Wondering where they could all be going at this hour on a Sunday evening—late open-air church service? Full moon revels in some hallowed spot? Was the moon full?—Blythe continued to follow the ambulance. Then it turned off and she real
ised all the other cars were also heading for the airfield with her.
The ambulance pulled up by a small, corrugated-iron shed, and she stopped beside it and got out, watching in amazement as the cars continued on past the shed.
‘What’s this?’ she asked Cal as he climbed awkwardly out of the ambulance. ‘Do the locals have so little excitement in their lives they come out to see a plane land? Is that why you rang someone? To tell her to spread the news?’
Cal smiled at her again, then reached out and turned her around.
‘Look,’ he said, and she realised the cars were slowing down and seemed to be moving into set positions—some on one side of the runway, some on the other.
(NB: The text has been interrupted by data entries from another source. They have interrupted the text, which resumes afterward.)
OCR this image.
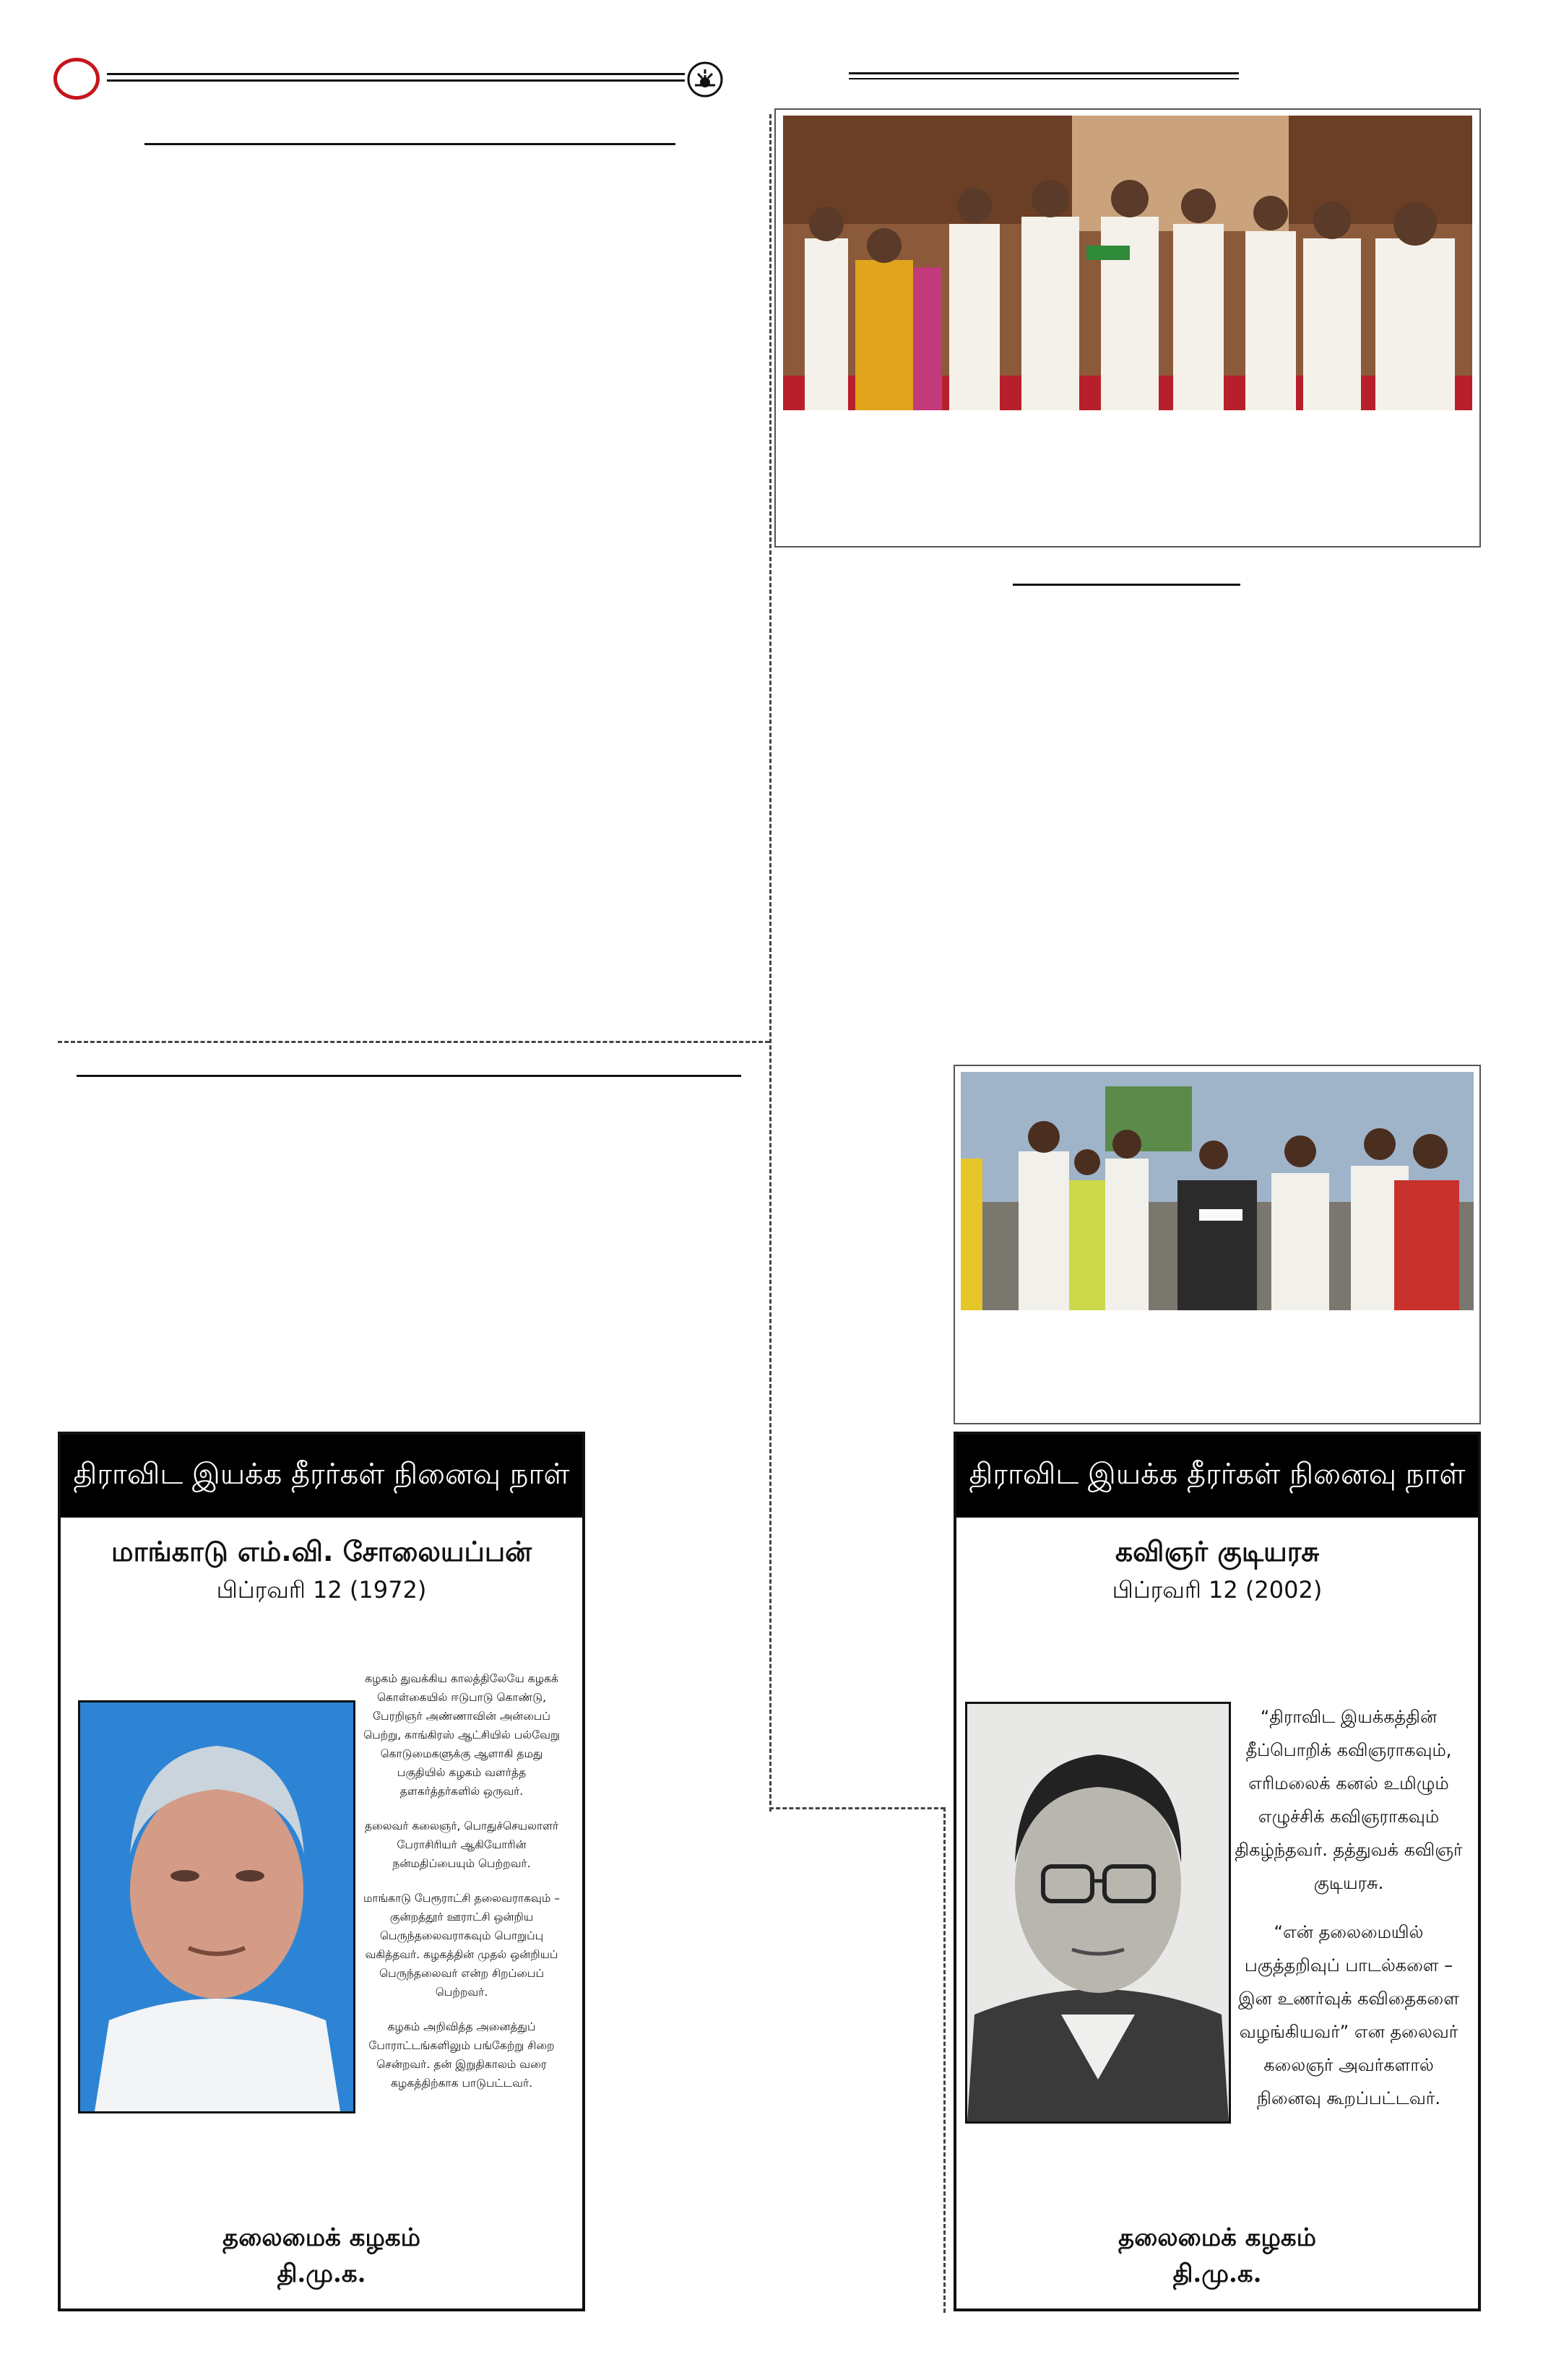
திராவிட இயக்க தீரர்கள் நினைவு நாள்
மாங்காடு எம்.வி. சோலையப்பன்
பிப்ரவரி 12 (1972)

கழகம் துவக்கிய காலத்திலேயே கழகக் கொள்கையில் ஈடுபாடு கொண்டு, பேரறிஞர் அண்ணாவின் அன்பைப் பெற்று, காங்கிரஸ் ஆட்சியில் பல்வேறு கொடுமைகளுக்கு ஆளாகி தமது பகுதியில் கழகம் வளர்த்த தளகர்த்தர்களில் ஒருவர்.

தலைவர் கலைஞர், பொதுச்செயலாளர் பேராசிரியர் ஆகியோரின் நன்மதிப்பையும் பெற்றவர்.

மாங்காடு பேரூராட்சி தலைவராகவும் – குன்றத்தூர் ஊராட்சி ஒன்றிய பெருந்தலைவராகவும் பொறுப்பு வகித்தவர். கழகத்தின் முதல் ஒன்றியப் பெருந்தலைவர் என்ற சிறப்பைப் பெற்றவர்.

கழகம் அறிவித்த அனைத்துப் போராட்டங்களிலும் பங்கேற்று சிறை சென்றவர். தன் இறுதிகாலம் வரை கழகத்திற்காக பாடுபட்டவர்.

தலைமைக் கழகம்
தி.மு.க.
திராவிட இயக்க தீரர்கள் நினைவு நாள்
கவிஞர் குடியரசு
பிப்ரவரி 12 (2002)

“திராவிட இயக்கத்தின் தீப்பொறிக் கவிஞராகவும், எரிமலைக் கனல் உமிழும் எழுச்சிக் கவிஞராகவும் திகழ்ந்தவர். தத்துவக் கவிஞர் குடியரசு.

“என் தலைமையில் பகுத்தறிவுப் பாடல்களை – இன உணர்வுக் கவிதைகளை வழங்கியவர்” என தலைவர் கலைஞர் அவர்களால் நினைவு கூறப்பட்டவர்.

தலைமைக் கழகம்
தி.மு.க.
But their headlights remained on, illuminating the narrow strip of concrete down which the plane would land.
‘No lighting in country areas,’ Cal explained. ‘The locals provide it.’
Blythe shook her head, unable to believe the number of things she took for granted as part of civilised life which simply didn’t exist out here in the bush. Yet these people made do. They worked with what they had, and lived rich, full lives.
The sound of an approaching plane made her look up, and she saw the car headlights reflecting off silver wings. Byron’s transport had arrived.
Cal handled the transfer of paperwork while Blythe watched the efficient way the patient was moved from one conveyance to another. His parents, who had arrived at the hospital shortly after the operation, were also watching anxiously. They would travel to Brisbane by car and Blythe didn’t envy them their thousand-kilometre journey, with worry eating at them every metre of the way.
Yet because emergency air services existed, Byron would be seen by a thoracic specialist tonight—less than twelve hours after his accident.
‘There he goes.’
Cal came to stand beside her as the plane took off.
‘You could have another trip out here in the morning if you like,’ he added. ‘Someone brings a car out from the hospital to meet the surgeon and his crew.’
‘I don’t think I’ll bother,’ Blythe said, hoping Cal hadn’t been able to feel the sudden tensing in her body. ‘I remember the back-up of patients we had last Monday, and I think Cheryl told me the first appointment was at eight tomorrow.’